Le pensioni dei parlamentari sono le più alte d’Europa. Non solo gli stipendi che raggiungono cifre da record (17.000 euro al mese fra indennità, diarie e rimborsi), ma anche le pensioni che lo Stato gli riconosce sono alte.

L’assegno pensionistico di un parlamentare italiano, dopo soli 5 anni di legislatura, si aggira mediamente intorno ai 1.500 euro mensili lordi. Se poi le legislature diventano due o tre, la pensione si moltiplica di conseguenza. Una vergogna se si pensa che per ottenere lo stesso minimo importo un operaio deve sgobbare tutta la vita.

Certo, il paragone appare fuorviante, ma non proprio del tutto.

Parlamentari, pensioni troppo generose dopo 5 anni di mandato

Dal 2012, cioè da quando sono stati aboliti i vitalizi, le pensioni dei parlamentari sono calcolate come per la generalità dei lavoratori dipendenti della pubblica amministrazione. Sono liquidate col sistema contributivo, ad eccezione di chi può far vantare periodi di mandato anteriori al 2012 per i quali è corrisposto ancora il vitalizio. Pertanto, visto così, nulla viene regalato dallo Stato poiché i contributi versati sono commisurati alle indennità percepite che viaggiano mediamente sui 10.400 euro al mese.

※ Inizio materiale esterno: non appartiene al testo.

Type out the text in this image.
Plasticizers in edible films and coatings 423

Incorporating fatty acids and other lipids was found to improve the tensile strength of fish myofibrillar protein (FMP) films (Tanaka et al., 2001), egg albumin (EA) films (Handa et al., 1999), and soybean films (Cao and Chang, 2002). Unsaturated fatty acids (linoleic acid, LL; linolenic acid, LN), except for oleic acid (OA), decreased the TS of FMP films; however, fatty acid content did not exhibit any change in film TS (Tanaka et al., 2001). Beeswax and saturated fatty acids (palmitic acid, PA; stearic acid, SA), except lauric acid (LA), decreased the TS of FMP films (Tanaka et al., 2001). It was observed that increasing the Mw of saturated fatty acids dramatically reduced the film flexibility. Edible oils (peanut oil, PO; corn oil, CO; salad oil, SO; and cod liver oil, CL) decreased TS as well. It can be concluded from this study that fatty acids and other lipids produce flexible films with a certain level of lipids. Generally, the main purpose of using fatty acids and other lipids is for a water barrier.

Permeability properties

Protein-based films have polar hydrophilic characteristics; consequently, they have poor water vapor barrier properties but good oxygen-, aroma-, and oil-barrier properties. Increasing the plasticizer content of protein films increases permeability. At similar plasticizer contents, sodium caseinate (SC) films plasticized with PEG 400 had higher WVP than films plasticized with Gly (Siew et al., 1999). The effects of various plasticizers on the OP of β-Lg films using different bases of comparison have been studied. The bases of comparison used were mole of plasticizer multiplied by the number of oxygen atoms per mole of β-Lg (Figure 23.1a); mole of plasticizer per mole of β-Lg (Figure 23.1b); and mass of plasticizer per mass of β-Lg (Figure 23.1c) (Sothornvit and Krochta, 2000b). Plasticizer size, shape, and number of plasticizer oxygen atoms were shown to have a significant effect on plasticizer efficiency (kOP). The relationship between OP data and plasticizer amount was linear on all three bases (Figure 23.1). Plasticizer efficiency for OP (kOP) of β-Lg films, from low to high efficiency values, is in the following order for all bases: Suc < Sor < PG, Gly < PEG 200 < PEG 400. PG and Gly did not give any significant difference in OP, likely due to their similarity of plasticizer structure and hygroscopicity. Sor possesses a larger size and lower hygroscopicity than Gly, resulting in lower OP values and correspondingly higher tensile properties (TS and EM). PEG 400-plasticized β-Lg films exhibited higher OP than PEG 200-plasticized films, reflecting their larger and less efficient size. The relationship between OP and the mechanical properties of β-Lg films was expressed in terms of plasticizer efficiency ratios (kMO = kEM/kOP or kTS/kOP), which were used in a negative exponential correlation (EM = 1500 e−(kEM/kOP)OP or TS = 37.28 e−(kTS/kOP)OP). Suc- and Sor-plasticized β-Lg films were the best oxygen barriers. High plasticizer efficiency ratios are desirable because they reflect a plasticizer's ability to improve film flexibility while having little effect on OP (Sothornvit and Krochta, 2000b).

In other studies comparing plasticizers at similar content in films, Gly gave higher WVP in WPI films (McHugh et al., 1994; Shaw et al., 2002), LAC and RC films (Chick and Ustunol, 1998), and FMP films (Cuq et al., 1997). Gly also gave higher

Il problema però sta proprio qui. Gli stipendi dei parlamentari che sono esagerati in relazione, non solo ai tempi che corrono, ma anche agli emolumenti riconosciuti ai colleghi europei. Non esiste in Europa un deputato o senatore che “guadagni” tanto come un rappresentante italiano, è un record assoluto, come lo è il nostro debito pubblico che ha sfondato la soglia dei 2.500 miliardi di euro.

Il taglio dei parlamentari è giusto

Se a ciò si aggiunge che lo Stato italiano deve pagare numericamente un numero di pensioni maggiori per i parlamentari rispetto ai colleghi europei, viene da sé che un taglio ai seggi oltre che agli stipendi è necessario e moralmente doveroso. Per rispetto di chi lavora e la pensione fatica a maturarla.

Il 20 e il 21 settembre cittadini chiamati a votare al referendum sul taglio dei parlamentari. Questo, naturalmente, ha smosso gli animi di una certa vecchia politica che è terrorizzata dal perdere posti in Parlamento e si sta inventando cose incredibili per convincervi a dire no e a mantenere tutto così com’è“. Lo ha affermato il ministro degli Esteri, Luigi Di Maio.

In questi giorni girano fake news e bugie. Io credo che uno dei doveri della politica è quello di informare correttamente le persone soprattuto quando sono chiamate ad esprimere un voto“, aggiunge Di Maio sottolineando che

qui la questione è semplice. Si tratta di compiere una scelta: se guardare avanti e cambiare le cose o continuare a lamentarci. Io la mia scelta l’ho fatta. Io voto Sì perchè sono stanco di correre dietro al futuro. È un’occasione storica, ora tocca a voi“.

Parlamentari italiani, in pensione a 65 anni

Ma un altro privilegio della casta dei parlamentari è l’età pensionabile. I parlamentari maturano in diritto ad andare in pensione al compimento di 65 anni di età. Il che rappresenta pure un limite perché se hanno ricoperto la funzione di senatore o deputato per più di una volta nella loro carriera, l’età si abbassa fino a 60 anni. Più precisamente, per ogni anno di mandato oltre il quinto, il requisito anagrafico è diminuito di un anno sino al minimo inderogabile di 60 anni. Il che li pone in una situazione decisamente privilegiata rispetto alla generalità dei lavoratori.

E’ necessario, però, che per andare in pensione a 65 anni siano ricoperti almeno cinque anni di mandato, ragion per cui dal 2012 in avanti le legislature durano per cinque anni e le elezioni anticipate sono diventate un ricordo del passato. Quando bastavano appunto pochi anni di rappresentanza per prendersi il vitalizio.

Ricapitolando, quindi, il diritto al trattamento pensionistico per i parlamentari si matura al conseguimento di un duplice requisito, anagrafico e contributivo.

L’ex parlamentare ha infatti diritto a ricevere la pensione a condizione di avere svolto il mandato per almeno 5 anni e di aver compiuto 65 anni di età.